Specifically, the two lawmakers seek the opening of a one-time, two-year window so victims of childhood sexual assault whose statute of limitations has expired can file a civil claim for crimes committed against them. These and other changes were recommended by four previous grand juries in Pennsylvania, and were part of last month’s grand jury report announced by state Attorney General Josh Shapiro regarding abuse in the Roman Catholic Church.

“How many grand jury reports must recommend this before the leadership in Harrisburg takes action? How many times must they hear from victims before they act? The answer should be, ‘No more,’” Burns said. “It is time for legislative leaders in Harrisburg to stop playing games, do the right thing and open the window of justice for survivors.”

Burns and Rozzi were joined at a town hall in Johnstown by abuse survivor Shaun Dougherty, a Johnstown-native whose advocacy has brought national media attention to the issue; and George Foster, a prominent Altoona businessman whose work helped spark the grand jury investigation into abuse in the Roman Catholic Diocese of Altoona-Johnstown.

“Two years ago, Johnstown, my hometown, was devastated by that grand jury report,” Dougherty said. “It showed how children and their families never had a shot at justice for the abuse they received at the hands of men of God. My story is found on pages 66 and 67 of the report. We’re back here today to tell the world that the only way to stop predators in their tracks is to expose them and sue them. We need a window to justice.”

“As Catholics we must be committed to justice,” Foster said. “We can no longer allow the criminal actions of our clergy and leaders to be covered up. We must give victims back their voice that has been denied by the failings of the church and secular authorities.”

In 2016 following the Altoona-Johnstown diocese grand jury report, Rozzi’s window legislation overwhelmingly passed the House 180 to 15. However, Senate majority leaders stripped the retroactive provision and the session ended without passage of the all-important window.

The statute of limitations reform vote is scheduled for Sept. 25 in the House, where it is expected to be overwhelmingly supported. The fight remains in the Senate where the future of the Rozzi window amendment is once again in the hands of state Sen. Jake Corman and state Sen. Joseph Scarnati.

“Nothing should be standing in the way of a vote for the two-year window,” Rozzi said. “It levels the playing field for victims. We’ve been shut down by arbitrary deadlines that favor big institutions and big money. We’re done with the old, tired excuses from the church and from the politicians.”

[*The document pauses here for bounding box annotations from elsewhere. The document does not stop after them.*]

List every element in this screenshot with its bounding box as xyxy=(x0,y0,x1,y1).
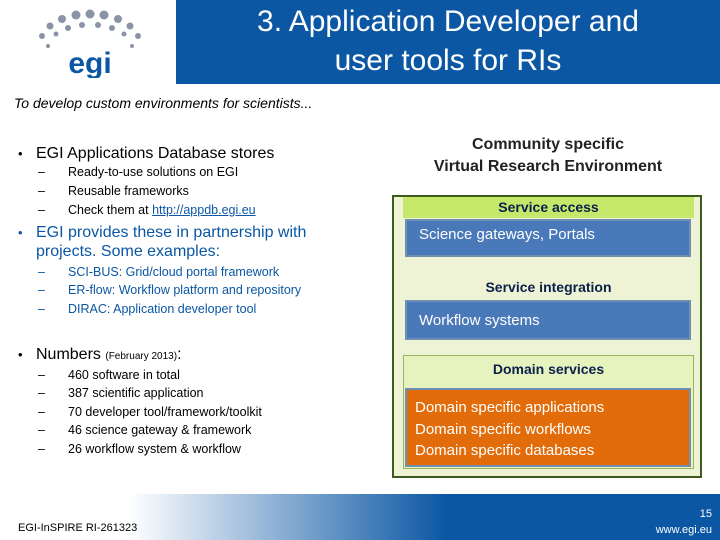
slide-title: 3. Application Developer and user tools … xyxy=(176,2,720,80)
domain-item: Domain specific applications xyxy=(415,399,605,416)
project-id: EGI-InSPIRE RI-261323 xyxy=(18,522,138,534)
intro-text: To develop custom environments for scien… xyxy=(14,95,313,111)
sub-item: – 46 science gateway & framework xyxy=(38,421,251,440)
site-url[interactable]: www.egi.eu xyxy=(656,524,712,536)
sub-item: – 460 software in total xyxy=(38,366,180,385)
title-line-2: user tools for RIs xyxy=(334,44,562,77)
bullet-text: EGI Applications Database stores xyxy=(36,145,275,162)
dash-icon: – xyxy=(38,368,45,382)
bullet-appdb: • EGI Applications Database stores xyxy=(18,144,274,163)
dash-icon: – xyxy=(38,283,45,297)
sub-item: – ER-flow: Workflow platform and reposit… xyxy=(38,281,301,300)
workflow-box: Workflow systems xyxy=(405,300,691,340)
sub-item: – 26 workflow system & workflow xyxy=(38,440,241,459)
sub-item: – Reusable frameworks xyxy=(38,182,189,201)
sub-item: – 70 developer tool/framework/toolkit xyxy=(38,403,262,422)
bullet-icon: • xyxy=(18,146,23,161)
domain-item: Domain specific workflows xyxy=(415,420,591,438)
bullet-numbers: • Numbers (February 2013): xyxy=(18,346,182,363)
domain-services-label: Domain services xyxy=(492,361,605,377)
bullet-icon: • xyxy=(18,347,23,362)
sub-item: – SCI-BUS: Grid/cloud portal framework xyxy=(38,263,279,282)
sub-item: – DIRAC: Application developer tool xyxy=(38,300,256,319)
dash-icon: – xyxy=(38,386,45,400)
dash-icon: – xyxy=(38,442,45,456)
dash-icon: – xyxy=(38,165,45,179)
bullet-icon: • xyxy=(18,225,23,240)
dash-icon: – xyxy=(38,423,45,437)
appdb-link[interactable]: http://appdb.egi.eu xyxy=(152,203,256,217)
bullet-text: EGI provides these in partnership with p… xyxy=(36,224,307,260)
sub-item: – 387 scientific application xyxy=(38,384,204,403)
egi-logo: egi xyxy=(39,9,141,78)
domain-box: Domain specific applications Domain spec… xyxy=(405,388,691,467)
dash-icon: – xyxy=(38,184,45,198)
dash-icon: – xyxy=(38,405,45,419)
service-access-label: Service access xyxy=(498,199,599,215)
dash-icon: – xyxy=(38,203,45,217)
vre-title: Community specific Virtual Research Envi… xyxy=(433,136,663,175)
page-number: 15 xyxy=(699,508,712,520)
dash-icon: – xyxy=(38,302,45,316)
sub-item: – Check them at http://appdb.egi.eu xyxy=(38,201,256,220)
dash-icon: – xyxy=(38,265,45,279)
domain-item: Domain specific databases xyxy=(415,442,595,459)
slide-header: egi 3. Application Developer and user to… xyxy=(0,0,720,84)
title-line-1: 3. Application Developer and xyxy=(257,5,639,38)
svg-text:egi: egi xyxy=(68,47,111,78)
gateways-box: Science gateways, Portals xyxy=(405,219,691,257)
sub-item: – Ready-to-use solutions on EGI xyxy=(38,163,238,182)
bullet-partnership: • EGI provides these in partnership with… xyxy=(18,223,358,261)
service-integration-label: Service integration xyxy=(485,279,612,295)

In addition to supporting changes to the state’s statute of limitations law, Burns is also introducing legislation to prevent non-disclosure agreements from stopping victims of child sexual abuse from sharing the facts of their abuse with police or testifying about the abuse in court.

Burns has also introduced a resolution calling for the U.S. attorney general to launch a nationwide investigation of the Roman Catholic Church.